LIMA — Not everything in this world is Donald Trump's fault. His administration's protectionist tendencies are usually blamed for impeding the further integration of the global economy (or "globalization" we hear less and less about). In fact Trump is just riding a trend that has become increasingly evident since the global recession that began in December 2007.
In a recent edition, The Economist weekly found that out of 12 indicators of global economic integration, eight had declined or were stagnant since the recent, Great Recession. For example the share of the world economy of intermediate imports (those capital goods at the source of international value chains) fell from 19% in 2008 to 17% in 2018. Direct foreign investment dropped from 3.5% of the world economy in 2007 to 1.3% in 2018. Meanwhile those indices of economic integration that have risen since 2008 (like the proportion of migrants permanently moving to developed economies) are themselves part of what explains the resistance this integration is generating today.

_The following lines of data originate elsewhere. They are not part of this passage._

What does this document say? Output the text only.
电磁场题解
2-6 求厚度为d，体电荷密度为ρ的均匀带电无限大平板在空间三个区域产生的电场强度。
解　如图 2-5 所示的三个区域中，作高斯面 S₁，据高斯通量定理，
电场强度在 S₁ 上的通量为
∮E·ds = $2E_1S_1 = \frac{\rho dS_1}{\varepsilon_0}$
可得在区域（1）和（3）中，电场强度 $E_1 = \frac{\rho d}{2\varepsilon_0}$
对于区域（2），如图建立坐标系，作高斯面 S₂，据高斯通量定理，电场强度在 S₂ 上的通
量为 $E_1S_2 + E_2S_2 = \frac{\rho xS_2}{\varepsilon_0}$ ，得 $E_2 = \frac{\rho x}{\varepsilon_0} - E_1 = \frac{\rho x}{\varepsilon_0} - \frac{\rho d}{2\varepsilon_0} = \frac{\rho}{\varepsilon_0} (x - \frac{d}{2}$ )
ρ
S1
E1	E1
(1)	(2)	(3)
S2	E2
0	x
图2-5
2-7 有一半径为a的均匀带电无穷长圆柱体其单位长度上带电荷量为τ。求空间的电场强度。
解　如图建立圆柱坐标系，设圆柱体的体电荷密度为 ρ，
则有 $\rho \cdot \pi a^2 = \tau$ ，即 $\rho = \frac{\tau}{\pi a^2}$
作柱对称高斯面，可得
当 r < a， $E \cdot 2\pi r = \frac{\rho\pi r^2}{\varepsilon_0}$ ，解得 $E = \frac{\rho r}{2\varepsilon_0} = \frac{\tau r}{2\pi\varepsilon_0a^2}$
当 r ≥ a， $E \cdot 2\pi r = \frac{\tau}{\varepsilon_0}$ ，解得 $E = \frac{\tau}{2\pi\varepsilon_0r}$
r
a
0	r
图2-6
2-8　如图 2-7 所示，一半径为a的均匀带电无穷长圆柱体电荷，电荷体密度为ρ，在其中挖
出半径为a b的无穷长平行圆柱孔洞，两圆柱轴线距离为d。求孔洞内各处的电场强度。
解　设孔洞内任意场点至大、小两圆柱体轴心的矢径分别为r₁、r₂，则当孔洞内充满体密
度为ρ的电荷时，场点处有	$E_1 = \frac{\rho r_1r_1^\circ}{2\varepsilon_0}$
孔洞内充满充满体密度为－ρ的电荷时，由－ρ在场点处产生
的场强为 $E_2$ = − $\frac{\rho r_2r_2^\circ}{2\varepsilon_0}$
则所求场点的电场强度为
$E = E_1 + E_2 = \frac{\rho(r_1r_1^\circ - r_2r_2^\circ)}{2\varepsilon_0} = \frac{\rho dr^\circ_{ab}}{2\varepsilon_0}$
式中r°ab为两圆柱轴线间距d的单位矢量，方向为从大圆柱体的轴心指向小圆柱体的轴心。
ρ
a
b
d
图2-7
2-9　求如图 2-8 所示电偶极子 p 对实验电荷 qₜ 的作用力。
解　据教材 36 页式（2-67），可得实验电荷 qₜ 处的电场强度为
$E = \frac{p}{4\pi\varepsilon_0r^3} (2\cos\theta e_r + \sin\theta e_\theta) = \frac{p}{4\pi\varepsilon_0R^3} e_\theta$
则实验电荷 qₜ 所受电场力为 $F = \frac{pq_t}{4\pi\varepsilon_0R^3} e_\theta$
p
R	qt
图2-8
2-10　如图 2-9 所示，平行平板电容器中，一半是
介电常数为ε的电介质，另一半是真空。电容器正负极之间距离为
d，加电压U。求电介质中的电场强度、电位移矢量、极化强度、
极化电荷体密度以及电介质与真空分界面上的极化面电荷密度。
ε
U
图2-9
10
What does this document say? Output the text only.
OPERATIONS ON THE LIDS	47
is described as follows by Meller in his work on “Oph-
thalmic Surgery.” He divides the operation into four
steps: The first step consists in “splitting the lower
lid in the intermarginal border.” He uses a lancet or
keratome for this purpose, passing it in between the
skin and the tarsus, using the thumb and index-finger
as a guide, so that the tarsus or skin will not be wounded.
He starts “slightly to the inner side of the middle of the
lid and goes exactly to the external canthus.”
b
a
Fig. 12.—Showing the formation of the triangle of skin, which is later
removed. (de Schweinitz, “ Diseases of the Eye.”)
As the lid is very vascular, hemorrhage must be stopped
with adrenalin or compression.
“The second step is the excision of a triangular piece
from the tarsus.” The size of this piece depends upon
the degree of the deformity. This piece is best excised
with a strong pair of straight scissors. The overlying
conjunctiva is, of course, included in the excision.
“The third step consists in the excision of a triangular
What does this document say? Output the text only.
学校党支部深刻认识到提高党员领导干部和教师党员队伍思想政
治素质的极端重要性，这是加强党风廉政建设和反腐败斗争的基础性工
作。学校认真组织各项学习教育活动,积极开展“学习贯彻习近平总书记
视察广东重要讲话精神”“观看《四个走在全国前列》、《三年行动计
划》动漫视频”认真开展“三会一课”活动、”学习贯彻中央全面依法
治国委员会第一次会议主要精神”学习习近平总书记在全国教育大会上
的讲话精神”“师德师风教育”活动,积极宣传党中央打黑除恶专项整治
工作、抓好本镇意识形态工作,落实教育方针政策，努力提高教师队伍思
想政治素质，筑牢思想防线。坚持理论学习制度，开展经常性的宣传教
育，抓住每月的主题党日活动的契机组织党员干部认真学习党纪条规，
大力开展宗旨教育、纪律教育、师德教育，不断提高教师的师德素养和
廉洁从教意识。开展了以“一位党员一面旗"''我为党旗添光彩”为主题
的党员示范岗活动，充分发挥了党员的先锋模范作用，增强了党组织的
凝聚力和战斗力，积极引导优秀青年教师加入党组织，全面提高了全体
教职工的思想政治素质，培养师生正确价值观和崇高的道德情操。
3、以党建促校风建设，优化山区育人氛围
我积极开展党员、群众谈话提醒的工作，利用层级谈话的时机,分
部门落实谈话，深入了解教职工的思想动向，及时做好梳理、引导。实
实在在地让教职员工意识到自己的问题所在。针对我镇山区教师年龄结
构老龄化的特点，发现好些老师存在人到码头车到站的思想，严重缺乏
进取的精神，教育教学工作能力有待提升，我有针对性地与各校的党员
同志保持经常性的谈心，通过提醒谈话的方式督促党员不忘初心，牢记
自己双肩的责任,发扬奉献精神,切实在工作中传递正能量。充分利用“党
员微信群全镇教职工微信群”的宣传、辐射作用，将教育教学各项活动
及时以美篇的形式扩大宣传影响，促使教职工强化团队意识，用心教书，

It's true that Trump, himself, is a factor the world could not have anticipated.
Secondly the tendency to restrict foreign investment (especially from China) in firms making "critical technologies" for national security concerns, is supported by Democrats and Republicans in the U.S. Congress (which has duly approved parts of the law in this regard). Certain member states of the European Union (EU) are also restricting foreign investment and the EU is considering adopting similar norms. I wrote months ago about the German government's pioneering decision to block a Chinese company acquiring the firm Leifeld Metal, for security reasons.
Thirdly, norms allowing the U.S. administration to take protectionist measures citing national security were approved in 1950 and 1962 respectively. The reason we hadn't heard before Trump of the Trade Expansion Act of 1962 is that only 26 inquiries were launched on its back, with only two leading to trade-related measures. The last investigation was in 2001.
But not invoking its provisions did not mean these laws had lapsed. And the 1950 and 1962 acts gave the executive branch ample room for finding good reasons why these might be invoked.
These laws did not set down precise, quantitative standards for a start. The 1950 Defense Production Act cites excessive importation, but not how much that would be. Nor do they state exactly how economic factors could harm national security. The 1950 act includes for example, unspecified "other factors" the president and an advisory Committee could cite to enact its restrictive provisions.